你一心同富岳交谈,时不时举杯浅酌,丝毫没察觉一桌人暗藏的打趣与温柔祝福,唯有卡卡西安静陪在身侧,时刻留意着你酒杯里的酒量,默默守在一旁。
席间气氛愈发温热松弛,今日大获全胜的喜悦萦绕在每个人心头。长久以来,宇智波一族始终深陷被动隐忍的困境,常年被高层猜忌、被团藏暗中打压掣肘,行事步步谨慎、处处收敛锋芒,积压了数不尽的委屈与压抑。而今日的高层会议,一举击碎了长久以来的桎梏,狠狠挫败了团藏的阴私算计,斩断他的左膀右臂,还为暗部新生代忍者扫清了不公的打压与磋磨,这份酣畅淋漓,是多年来从未有过的痛快。
心绪翻涌间,我与富岳大人皆是心境舒展,连日紧绷的神经彻底卸下重担,不知不觉便多饮了好几杯清酒。清甜的酒液入喉,暖意顺着四肢百骸蔓延开来,淡淡的醉意缓缓攀上眉眼,褪去了我平日在朝堂、在暗部杀伐果断的冷冽锋芒,也褪去了富岳大人身为一族族长的沉稳肃穆。
微醺之下,我眉眼染上慵懒的笑意,语速轻快,毫无平日的拘谨,兴致勃勃地和富岳大人聊起今日议事厅上的一幕幕。我细细描摹着团藏被当众举证、被全员声讨时的模样,说起他苦心算计却全盘落空、想反手构陷却自取其辱,最后只能硬生生咽下所有怒火、眼睁睁看着心腹被处置的憋屈狼狈。
富岳大人听得开怀大笑,眼底满是释然与欣慰,频频颔首附和。父女般松弛又亲昵的闲谈,轻松又温暖,没有朝堂的权谋博弈,没有族群的负重压力,只剩卸下铠甲后的肆意欢喜。我们你一言我一语,细数着今日的胜算与转机,感慨着多年隐忍终得一朝舒展,言语间尽是拨开云雾的畅快。
周遭众人静静听着,脸上皆挂着发自内心的温柔笑意,满心皆是由衷的欣慰。
止水眉眼温润,看着卸下所有疲惫、开怀欢笑的我,眼底满是宠溺与安心。他亲眼看着我数年如一日,孤身周旋于木叶高层的黑暗权谋之中,为族群奔走、为族人撑腰、默默扛下所有风雨,如今终于能堂堂正正击溃压迫,让宇智波扬眉吐气,心底百感交集。
鼬安静端坐一旁,清冷的眉眼柔和下来,嘴角噙着浅浅笑意。年少的他早已看透木叶高层的暗流汹涌,深知一族常年隐忍的无奈,今日这场胜利,不仅洗刷了诸多不公,也彻底打破了团藏刻意笼罩在宇智波身上的阴霾桎梏。
美琴大人眉眼温柔,笑意融融,看着眼前温馨和睦的一幕,心底满是踏实。多年来族人谨小慎微、步步维艰,终日活在猜忌与打压之下,今日终于能挺直腰杆,扬眉吐气,这份安稳与荣光,来之不易。
就连懵懂的佐助,也似懂非懂地感受到席间欢快的氛围,放下碗筷,睁着圆圆的眼睛看着欢笑的众人,跟着咯咯直笑,小小的脸蛋满是纯粹的开心。

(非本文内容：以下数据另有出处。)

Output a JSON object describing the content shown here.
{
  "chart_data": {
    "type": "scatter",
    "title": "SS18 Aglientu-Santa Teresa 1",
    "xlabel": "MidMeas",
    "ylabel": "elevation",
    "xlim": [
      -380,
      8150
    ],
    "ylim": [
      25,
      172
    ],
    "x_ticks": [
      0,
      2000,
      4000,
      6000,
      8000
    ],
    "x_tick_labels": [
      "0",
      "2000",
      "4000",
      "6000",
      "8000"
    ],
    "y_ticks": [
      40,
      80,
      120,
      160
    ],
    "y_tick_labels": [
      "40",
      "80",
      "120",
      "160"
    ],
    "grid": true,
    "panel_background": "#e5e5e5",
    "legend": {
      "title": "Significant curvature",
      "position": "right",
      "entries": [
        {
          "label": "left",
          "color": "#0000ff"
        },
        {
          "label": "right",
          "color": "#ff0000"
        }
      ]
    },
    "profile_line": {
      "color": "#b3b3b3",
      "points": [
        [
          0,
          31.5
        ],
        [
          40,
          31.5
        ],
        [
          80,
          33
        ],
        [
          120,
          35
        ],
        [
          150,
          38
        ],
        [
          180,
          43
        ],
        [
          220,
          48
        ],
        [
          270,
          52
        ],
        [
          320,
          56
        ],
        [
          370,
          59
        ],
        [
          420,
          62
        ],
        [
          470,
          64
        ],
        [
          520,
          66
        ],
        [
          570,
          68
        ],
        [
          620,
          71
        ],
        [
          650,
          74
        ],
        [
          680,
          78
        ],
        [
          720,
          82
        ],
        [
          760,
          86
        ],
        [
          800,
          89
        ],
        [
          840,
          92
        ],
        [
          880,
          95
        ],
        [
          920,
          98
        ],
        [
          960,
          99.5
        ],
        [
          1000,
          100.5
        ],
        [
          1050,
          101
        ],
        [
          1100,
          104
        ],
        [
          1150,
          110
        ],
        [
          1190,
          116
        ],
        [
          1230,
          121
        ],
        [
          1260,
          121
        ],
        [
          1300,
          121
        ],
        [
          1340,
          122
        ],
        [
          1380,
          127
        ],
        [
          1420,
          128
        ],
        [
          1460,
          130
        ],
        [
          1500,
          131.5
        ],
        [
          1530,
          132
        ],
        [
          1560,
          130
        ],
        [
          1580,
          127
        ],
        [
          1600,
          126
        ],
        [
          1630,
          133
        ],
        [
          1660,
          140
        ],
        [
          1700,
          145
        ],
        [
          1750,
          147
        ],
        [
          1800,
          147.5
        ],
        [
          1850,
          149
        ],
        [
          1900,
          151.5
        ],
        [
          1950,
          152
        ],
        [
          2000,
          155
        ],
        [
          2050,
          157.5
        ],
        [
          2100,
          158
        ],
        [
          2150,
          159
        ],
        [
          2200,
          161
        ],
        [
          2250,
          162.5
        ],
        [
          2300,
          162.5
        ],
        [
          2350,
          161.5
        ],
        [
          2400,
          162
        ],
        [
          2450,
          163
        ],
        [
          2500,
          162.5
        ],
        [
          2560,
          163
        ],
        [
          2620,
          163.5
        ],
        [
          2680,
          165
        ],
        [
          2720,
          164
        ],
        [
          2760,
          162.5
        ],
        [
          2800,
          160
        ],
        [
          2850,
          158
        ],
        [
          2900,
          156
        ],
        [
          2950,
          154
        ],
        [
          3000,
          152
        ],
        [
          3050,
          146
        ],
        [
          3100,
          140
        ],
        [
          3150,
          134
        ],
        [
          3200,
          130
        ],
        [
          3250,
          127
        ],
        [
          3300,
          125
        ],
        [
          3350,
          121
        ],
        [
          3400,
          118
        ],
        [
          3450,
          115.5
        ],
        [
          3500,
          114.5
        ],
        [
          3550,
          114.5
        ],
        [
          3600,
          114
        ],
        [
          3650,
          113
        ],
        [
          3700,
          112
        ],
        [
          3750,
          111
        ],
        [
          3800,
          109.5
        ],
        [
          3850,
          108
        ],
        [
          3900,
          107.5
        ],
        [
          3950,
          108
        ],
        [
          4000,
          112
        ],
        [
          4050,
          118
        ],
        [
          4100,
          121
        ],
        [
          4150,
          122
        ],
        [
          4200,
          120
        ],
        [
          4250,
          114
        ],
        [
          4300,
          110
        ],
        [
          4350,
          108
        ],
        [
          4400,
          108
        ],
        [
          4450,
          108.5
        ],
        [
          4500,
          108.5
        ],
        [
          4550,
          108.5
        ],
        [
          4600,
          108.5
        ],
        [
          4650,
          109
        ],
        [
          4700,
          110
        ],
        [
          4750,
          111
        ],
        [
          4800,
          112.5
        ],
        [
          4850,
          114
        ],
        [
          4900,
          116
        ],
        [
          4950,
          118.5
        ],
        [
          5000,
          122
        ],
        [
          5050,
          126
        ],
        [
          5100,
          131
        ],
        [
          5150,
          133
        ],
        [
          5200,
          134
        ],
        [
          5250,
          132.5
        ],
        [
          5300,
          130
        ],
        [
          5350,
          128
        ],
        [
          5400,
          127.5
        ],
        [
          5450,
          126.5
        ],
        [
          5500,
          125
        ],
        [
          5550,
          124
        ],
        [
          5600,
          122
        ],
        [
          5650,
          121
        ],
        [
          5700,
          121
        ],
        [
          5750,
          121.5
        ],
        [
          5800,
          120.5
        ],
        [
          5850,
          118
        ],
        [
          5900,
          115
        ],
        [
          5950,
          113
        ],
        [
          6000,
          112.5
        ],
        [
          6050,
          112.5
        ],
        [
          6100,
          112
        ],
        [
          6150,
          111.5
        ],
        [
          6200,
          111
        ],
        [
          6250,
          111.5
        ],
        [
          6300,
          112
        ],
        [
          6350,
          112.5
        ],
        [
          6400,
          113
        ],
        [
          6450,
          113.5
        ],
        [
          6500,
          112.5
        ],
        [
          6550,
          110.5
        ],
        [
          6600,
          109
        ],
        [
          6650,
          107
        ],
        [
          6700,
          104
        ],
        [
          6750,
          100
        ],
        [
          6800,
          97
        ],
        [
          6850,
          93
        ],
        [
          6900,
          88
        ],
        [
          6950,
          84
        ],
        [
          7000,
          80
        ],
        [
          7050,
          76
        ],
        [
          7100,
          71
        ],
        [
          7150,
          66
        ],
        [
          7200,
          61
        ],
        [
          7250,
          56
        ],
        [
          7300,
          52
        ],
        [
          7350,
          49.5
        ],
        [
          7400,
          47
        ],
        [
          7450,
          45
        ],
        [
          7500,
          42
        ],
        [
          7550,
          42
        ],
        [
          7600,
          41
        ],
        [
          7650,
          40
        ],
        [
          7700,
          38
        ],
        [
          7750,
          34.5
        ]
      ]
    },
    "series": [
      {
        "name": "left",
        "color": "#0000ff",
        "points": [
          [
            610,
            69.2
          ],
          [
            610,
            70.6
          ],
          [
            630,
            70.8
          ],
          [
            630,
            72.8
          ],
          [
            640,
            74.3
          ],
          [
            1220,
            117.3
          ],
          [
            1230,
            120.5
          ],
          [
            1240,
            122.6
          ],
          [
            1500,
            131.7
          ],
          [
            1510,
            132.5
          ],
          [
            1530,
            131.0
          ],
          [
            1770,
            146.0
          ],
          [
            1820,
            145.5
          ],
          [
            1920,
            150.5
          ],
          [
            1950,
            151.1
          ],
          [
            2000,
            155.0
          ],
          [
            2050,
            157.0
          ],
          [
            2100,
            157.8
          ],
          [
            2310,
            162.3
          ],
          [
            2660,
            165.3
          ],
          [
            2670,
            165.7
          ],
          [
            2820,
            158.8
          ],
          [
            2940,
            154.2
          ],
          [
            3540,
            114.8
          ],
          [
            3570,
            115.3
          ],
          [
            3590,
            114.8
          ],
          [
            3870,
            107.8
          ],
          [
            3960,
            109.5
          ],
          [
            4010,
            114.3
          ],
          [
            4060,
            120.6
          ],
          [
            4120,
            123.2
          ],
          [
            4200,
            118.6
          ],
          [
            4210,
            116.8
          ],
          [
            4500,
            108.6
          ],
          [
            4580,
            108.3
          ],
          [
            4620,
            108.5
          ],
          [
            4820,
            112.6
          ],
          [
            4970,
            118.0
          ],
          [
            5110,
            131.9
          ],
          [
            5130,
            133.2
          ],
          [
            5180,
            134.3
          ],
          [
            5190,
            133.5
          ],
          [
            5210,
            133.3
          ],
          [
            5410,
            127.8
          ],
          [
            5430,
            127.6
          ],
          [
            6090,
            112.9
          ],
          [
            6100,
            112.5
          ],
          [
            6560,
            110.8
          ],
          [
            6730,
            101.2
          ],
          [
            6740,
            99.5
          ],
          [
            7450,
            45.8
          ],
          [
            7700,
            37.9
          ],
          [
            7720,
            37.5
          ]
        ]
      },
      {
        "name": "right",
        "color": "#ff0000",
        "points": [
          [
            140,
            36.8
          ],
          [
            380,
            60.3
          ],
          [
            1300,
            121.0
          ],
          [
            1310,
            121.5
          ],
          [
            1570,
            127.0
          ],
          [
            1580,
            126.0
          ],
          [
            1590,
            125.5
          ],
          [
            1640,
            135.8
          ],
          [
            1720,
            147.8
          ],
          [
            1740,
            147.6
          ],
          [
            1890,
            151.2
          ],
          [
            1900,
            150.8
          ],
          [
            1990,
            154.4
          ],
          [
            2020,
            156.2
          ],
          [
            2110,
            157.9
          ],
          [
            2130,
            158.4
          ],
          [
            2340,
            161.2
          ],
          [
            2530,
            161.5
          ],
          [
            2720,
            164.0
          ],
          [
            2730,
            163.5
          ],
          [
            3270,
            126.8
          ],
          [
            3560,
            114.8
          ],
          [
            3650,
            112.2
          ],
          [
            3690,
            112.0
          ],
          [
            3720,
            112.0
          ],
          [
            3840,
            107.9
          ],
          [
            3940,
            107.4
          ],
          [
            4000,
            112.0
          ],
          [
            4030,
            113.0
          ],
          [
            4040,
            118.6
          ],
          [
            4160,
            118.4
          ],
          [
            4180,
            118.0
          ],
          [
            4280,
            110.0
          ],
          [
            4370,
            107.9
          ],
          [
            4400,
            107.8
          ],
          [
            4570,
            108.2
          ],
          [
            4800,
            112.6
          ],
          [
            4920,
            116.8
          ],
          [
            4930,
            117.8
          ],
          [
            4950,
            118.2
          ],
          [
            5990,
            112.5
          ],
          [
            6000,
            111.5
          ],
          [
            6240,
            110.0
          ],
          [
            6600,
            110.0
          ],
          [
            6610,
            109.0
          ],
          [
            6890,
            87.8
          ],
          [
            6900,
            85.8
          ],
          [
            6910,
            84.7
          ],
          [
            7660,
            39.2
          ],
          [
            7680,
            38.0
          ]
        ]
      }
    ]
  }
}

唯有身侧的卡卡西,始终沉静温柔。他敛着眉眼,安静坐在我身旁,目光一瞬不离地落在我带着醉意、明媚鲜活的侧脸上。无人知晓他眼底深藏的温柔与牵挂,只默默留意着我的状态,清楚我已然酒力上头、神志渐昏,时刻准备着,在我醉得失态之时,稳稳护住我。
满室烟火温热,笑语盈盈。
酒意漫上心头,我正兴致勃勃和富岳大人说着议事厅里团藏狼狈的模样,满桌的欢声笑语还没散去,富岳大人放下手中酒杯,目光温和地落在我身上,语气带着长辈独有的打趣与关切。
“时,你也不小了,这么多年独自扛着暗部、扛着整个宇智波的难处,身边总该有个合你心意、能好好照顾你的男生相伴。”
一句话轻飘飘落下来,厅堂里的喧闹瞬间静了几分。
我脸上的酒红本就未褪,此刻更是一路烧到耳尖,手足无措地攥紧手里的筷子,下意识低头盯着桌面的菜肴,不敢抬头看向任何人,心底慌乱得一塌糊涂。
坐在我身侧的卡卡西也僵住了动作,握着碗筷的手微微一顿,遮挡大半面容的护额下,外露的右眼微微睁大,淡红的色泽悄悄爬上他的耳尖,他慌忙移开视线,假装若无其事地拨弄碗里的菜,浑身都透着不自在的窘迫。
两人这副不约而同局促羞涩的模样,落在众人眼里,瞬间逗得满堂低笑出声。
美琴大人捂着嘴温柔浅笑,眼底满是乐见其成的欣慰;止水与鼬对视一眼,默契地弯起唇角,眼底藏着心照不宣的笑意;年幼的佐助看不懂成年人的情愫,只觉得我和卡卡西两个人怪怪的,也跟着咯咯地笑起来。
富岳大人看着我们二人窘迫躲闪的样子,哈哈大笑,端起酒杯轻轻晃了晃,语气愈发温和:“我没有别的意思,只是这些年看着你孤身一人负重前行,实在心疼。今日瞧着卡卡西处处留心照料你,是个可靠的人。”
这话一出,我头埋得更低,连呼吸都放轻,余光偷偷瞥了一眼身旁沉默不语的卡卡西,只觉得整个人都热得发烫。